Level 2 — Single service degradation
Add 200ms latency to one upstream call.
Return errors from 5% of one dependency's responses.
Goal: prove timeouts and retries work.
Level 3 — Network partitions
Sever zone A from zone B for 60 seconds.
Goal: prove zone failover and clock skew handling.
Level 4 — Full region failure
Block all traffic to one entire region.
Goal: prove multi-region failover works under load.
Level 5 — Gameday
All-day exercise simulating a major incident across teams.

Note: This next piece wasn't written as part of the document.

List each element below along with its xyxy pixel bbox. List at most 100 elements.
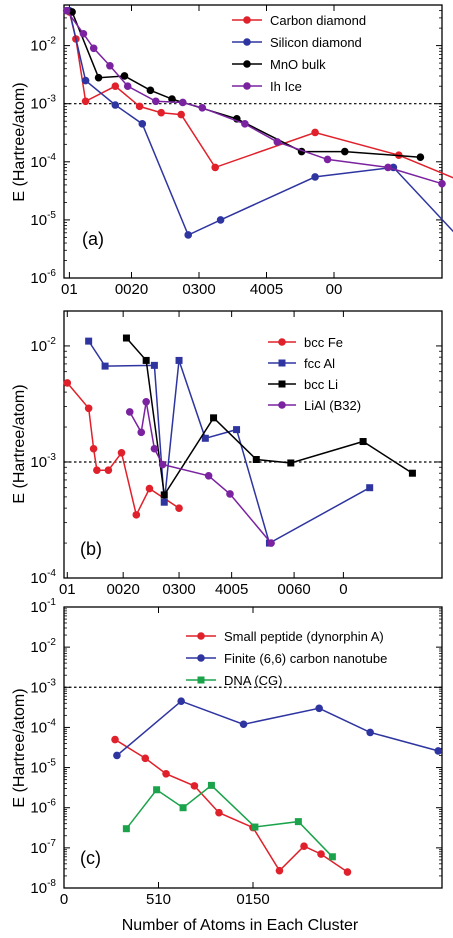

Goal: validate humans + processes, not just systems. Skipping levels is how teams turn chaos engineering into chaos.
Real experiment with Chaos Mesh
Chaos Mesh is the leading open-source chaos platform for Kubernetes. CNCF graduated. Production-ready.
# experiments/checkout-pod-kill.yaml
# Kill 1 of N checkout pods every 30 seconds for 5 minutes
# Steady state: SLO holds (>99.9% success)
apiVersion: chaos-mesh.org/v1alpha1
kind: PodChaos
metadata:
name: checkout-pod-kill-canary
namespace: chaos-testing
spec:
action: pod-kill
mode: fixed
value: "1"
duration: "5m"
selector:
namespaces:
- production
labelSelectors:
"app": "checkout"
"chaos-eligible": "true" # only pods opted-in
scheduler:
cron: "@every 30s" The chaos-eligible: "true" label is the critical guardrail — services must explicitly opt in to being targeted. No team gets surprised.
Network latency injection
# experiments/checkout-db-latency.yaml
# Add 500ms latency to checkout → DB calls
# Hypothesis: timeouts and circuit breakers prevent cascading failure
apiVersion: chaos-mesh.org/v1alpha1
kind: NetworkChaos
metadata:
name: checkout-db-latency
namespace: chaos-testing
spec:
action: delay
mode: all
selector:
namespaces: ["production"]
labelSelectors:
"app": "checkout"
delay:
latency: "500ms"
correlation: "0"
jitter: "100ms"
direction: to
target:
selector:
namespaces: ["production"]
labelSelectors:
"app": "postgres-primary"
duration: "3m" Kill switch (the most important file in chaos)
#!/usr/bin/env bash
# bin/chaos-killswitch
# Stop all chaos experiments immediately. Run during real incidents.
set -euo pipefail
echo "ABORTING all chaos experiments..."
kubectl delete -n chaos-testing podchaos --all --grace-period=0 --force
kubectl delete -n chaos-testing networkchaos --all --grace-period=0 --force
kubectl delete -n chaos-testing iochaos --all --grace-period=0 --force
kubectl delete -n chaos-testing stresschaos --all --grace-period=0 --force
kubectl delete -n chaos-testing timechaos --all --grace-period=0 --force
kubectl delete -n chaos-testing dnschaos --all --grace-period=0 --force
echo "All experiments terminated. Verify no chaos remaining:"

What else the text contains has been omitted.